Von den komplexen emotionalen Strukturen in Egoyans Filmen ist Polley immer fasziniert gewesen. Doch es war der Austausch mit so unterschiedlichen und zugleich ähnlich gesinnten Filmemacherinnen wie Kathryn Bigelow und Isabel Coixet, die Polley schliesslich die nötige Kraft und den Rückenwind für eine eigene Karriere hinter der Kamera gaben. Vor allem für Coixet liess sich Polley immer wieder tief auf labile, innerlich gebrochene Figuren ein. Ob als junge, krebskranke Mutter in «My Life Without Me» (2003) oder als stark traumatisierte Arbeiterin in «The Secret Life of Words» (2005): Die von ihr stets mit unbedingtem Mitgefühl verkörperten Charaktere werden aus ihrem bisherigen Dasein gerissen und sind gezwungen, sich auf neue Erfahrungen und Emotionen einzulassen, auch wenn es das Letzte ist, was sie tun.

 

In der Erinnerung ist die Welt immer eine andere. Es ist das Kino in unseren Köpfen, das unser Denken bestimmt. Was wir gestern erlebt haben, ist in unserem Bewusstsein heute lediglich noch eine Vorstellung, eine Interpretation, manchmal eine Sehnsucht, im schlimmsten Fall ein Alptraum. Das Schöne an der Erinnerung ist, dass sie uns nicht nur trügt, sondern auch glücklich machen kann – sie ist immer Freud und Leid zugleich. Wie das Kino von Sarah Polley, das immer dicht am Leben bleibt.

 

Pamela Jahn ist freie Autorin und Journalistin.
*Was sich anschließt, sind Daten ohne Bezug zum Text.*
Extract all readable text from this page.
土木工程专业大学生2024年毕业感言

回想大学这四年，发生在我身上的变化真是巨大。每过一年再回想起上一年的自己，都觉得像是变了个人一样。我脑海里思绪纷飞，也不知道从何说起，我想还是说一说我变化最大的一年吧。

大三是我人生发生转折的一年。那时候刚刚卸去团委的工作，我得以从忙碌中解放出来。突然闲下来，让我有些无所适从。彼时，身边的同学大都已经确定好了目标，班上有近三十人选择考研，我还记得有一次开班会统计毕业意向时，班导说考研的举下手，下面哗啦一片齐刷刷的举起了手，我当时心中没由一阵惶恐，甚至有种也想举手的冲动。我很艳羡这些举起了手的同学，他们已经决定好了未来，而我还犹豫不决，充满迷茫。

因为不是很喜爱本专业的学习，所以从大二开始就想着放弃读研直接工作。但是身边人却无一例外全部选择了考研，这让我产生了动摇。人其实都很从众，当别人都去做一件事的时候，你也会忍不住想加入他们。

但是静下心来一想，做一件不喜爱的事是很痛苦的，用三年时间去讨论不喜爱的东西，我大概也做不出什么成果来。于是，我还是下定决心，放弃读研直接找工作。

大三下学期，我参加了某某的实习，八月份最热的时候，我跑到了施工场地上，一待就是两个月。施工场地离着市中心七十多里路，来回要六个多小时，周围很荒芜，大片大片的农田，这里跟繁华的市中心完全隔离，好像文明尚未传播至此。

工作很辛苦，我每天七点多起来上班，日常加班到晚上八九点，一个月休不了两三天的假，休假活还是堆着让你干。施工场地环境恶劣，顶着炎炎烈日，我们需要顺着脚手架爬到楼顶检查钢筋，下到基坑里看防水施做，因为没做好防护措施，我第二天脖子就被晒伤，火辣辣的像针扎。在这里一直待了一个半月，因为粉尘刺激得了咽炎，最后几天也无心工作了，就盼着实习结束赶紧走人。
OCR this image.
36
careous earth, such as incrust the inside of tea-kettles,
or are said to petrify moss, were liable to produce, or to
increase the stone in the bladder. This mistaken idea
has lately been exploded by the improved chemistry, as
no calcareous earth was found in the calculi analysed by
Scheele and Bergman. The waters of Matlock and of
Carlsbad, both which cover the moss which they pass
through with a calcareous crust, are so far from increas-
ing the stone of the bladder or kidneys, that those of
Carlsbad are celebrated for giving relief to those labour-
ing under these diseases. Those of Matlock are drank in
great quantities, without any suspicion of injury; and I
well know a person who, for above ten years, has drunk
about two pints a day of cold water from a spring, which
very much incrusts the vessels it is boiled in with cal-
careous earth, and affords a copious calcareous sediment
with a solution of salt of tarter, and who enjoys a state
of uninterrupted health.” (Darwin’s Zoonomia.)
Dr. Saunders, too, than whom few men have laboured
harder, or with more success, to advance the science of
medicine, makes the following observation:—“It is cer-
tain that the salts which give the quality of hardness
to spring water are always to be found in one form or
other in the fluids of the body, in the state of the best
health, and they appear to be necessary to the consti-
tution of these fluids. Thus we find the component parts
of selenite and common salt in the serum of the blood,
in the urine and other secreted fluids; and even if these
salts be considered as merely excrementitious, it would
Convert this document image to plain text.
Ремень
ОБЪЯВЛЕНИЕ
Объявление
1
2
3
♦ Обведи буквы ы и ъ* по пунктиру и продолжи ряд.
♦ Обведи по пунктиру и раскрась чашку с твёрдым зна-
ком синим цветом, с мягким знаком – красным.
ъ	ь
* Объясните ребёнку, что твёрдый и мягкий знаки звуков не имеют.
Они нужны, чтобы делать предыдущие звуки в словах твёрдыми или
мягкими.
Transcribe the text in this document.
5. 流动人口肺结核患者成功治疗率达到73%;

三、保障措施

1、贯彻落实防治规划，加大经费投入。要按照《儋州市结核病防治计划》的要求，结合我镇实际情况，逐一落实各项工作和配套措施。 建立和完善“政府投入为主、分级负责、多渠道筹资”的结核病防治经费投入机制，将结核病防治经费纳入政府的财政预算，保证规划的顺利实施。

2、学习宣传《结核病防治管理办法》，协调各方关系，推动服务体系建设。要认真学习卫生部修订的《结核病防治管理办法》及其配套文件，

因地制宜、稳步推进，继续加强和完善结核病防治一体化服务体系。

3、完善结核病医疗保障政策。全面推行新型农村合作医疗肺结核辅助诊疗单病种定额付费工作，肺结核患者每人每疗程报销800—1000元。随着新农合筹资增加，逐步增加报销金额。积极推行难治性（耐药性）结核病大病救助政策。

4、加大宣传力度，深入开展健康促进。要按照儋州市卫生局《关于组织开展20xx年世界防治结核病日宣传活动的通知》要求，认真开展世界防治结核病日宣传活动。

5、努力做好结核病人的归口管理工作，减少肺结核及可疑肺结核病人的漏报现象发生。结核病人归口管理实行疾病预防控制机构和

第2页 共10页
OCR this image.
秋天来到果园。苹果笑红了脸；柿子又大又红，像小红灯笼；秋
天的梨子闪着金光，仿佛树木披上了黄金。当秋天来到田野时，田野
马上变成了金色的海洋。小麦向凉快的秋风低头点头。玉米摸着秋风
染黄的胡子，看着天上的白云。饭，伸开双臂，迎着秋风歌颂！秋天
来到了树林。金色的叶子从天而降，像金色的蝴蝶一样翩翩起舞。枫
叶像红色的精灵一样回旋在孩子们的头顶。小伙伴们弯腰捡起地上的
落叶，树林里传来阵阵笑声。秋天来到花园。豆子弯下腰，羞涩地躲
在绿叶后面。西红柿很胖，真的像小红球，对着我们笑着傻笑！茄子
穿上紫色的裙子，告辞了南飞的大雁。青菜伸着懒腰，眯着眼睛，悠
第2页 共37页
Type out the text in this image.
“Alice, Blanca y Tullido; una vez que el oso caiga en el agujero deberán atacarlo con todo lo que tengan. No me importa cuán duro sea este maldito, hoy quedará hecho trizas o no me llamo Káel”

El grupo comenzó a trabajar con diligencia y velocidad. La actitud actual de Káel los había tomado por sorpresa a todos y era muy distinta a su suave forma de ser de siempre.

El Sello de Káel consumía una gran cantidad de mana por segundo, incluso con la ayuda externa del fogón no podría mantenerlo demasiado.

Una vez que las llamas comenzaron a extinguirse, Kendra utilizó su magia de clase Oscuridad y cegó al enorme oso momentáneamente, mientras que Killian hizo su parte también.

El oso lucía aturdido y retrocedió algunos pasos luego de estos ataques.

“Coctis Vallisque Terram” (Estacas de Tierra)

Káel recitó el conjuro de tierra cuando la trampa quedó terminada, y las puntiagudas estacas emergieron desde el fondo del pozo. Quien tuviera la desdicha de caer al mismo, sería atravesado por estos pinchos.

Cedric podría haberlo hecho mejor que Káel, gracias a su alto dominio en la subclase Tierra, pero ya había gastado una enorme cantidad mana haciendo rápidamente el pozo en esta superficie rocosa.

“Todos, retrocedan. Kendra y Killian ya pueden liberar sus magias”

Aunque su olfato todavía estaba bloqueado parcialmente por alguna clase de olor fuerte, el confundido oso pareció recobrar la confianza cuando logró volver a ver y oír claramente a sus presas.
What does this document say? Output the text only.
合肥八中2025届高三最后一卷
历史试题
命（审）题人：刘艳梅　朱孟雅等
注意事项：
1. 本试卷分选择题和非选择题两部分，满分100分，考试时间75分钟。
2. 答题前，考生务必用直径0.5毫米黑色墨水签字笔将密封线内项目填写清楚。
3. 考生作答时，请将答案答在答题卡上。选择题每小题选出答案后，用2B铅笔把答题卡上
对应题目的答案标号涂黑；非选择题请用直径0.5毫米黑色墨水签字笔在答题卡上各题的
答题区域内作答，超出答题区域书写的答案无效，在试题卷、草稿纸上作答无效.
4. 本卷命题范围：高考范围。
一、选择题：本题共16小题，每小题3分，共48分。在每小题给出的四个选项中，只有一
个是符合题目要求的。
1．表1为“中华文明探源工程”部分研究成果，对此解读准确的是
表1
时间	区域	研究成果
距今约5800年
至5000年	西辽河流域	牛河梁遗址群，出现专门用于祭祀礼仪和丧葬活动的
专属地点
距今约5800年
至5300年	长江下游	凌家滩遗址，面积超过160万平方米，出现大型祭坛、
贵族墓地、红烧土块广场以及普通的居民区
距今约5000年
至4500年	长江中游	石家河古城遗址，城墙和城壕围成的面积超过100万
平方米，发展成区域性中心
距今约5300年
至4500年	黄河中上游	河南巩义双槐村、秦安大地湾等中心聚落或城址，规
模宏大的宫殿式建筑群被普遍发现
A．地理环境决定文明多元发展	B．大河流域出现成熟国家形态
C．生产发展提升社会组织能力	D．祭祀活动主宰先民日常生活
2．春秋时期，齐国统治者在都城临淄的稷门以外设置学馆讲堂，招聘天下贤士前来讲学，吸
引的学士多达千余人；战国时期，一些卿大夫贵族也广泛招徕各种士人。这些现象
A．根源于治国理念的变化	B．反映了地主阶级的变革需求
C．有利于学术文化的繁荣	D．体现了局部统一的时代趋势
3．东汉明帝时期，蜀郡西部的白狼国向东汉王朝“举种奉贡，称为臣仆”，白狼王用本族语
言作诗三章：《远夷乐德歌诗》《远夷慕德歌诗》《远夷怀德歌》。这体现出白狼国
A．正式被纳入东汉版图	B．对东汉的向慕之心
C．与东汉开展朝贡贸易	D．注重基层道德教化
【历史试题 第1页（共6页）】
Sie schreibt u.a. für das ray Filmmagazin, FAQ und Filmbulletin. Sie lebt in London und ist dort auch als Übersetzerin und Filmkuratorin tätig.    

 

Sarah Polley ist das, was man im Englischen «an old soul» nennt. Mit vier Jahren stand sie das erste Mal vor der Kamera und avancierte in Filmen von Atom Egoyan, Isabel Coixet, Wim Wenders und Hal Hartley zur Ikone des Independent-Films, ehe sie mit nur 27 Jahren selbst ins Regiefach wechselte. Mit heiter-melancholischen Werken, in denen sie die Zerbrechlichkeit von Beziehungen verhandelt, wurde sie bald als neue Stimme des kanadischen Autorenkinos gefeiert. Zehn Jahre nach ihrem letzten Film kehrt sie nun mit leiser Wucht zurück und knüpft mit dem gefeierten «Women Talking» an die subtile Meisterschaft ihrer früheren Regiearbeiten an.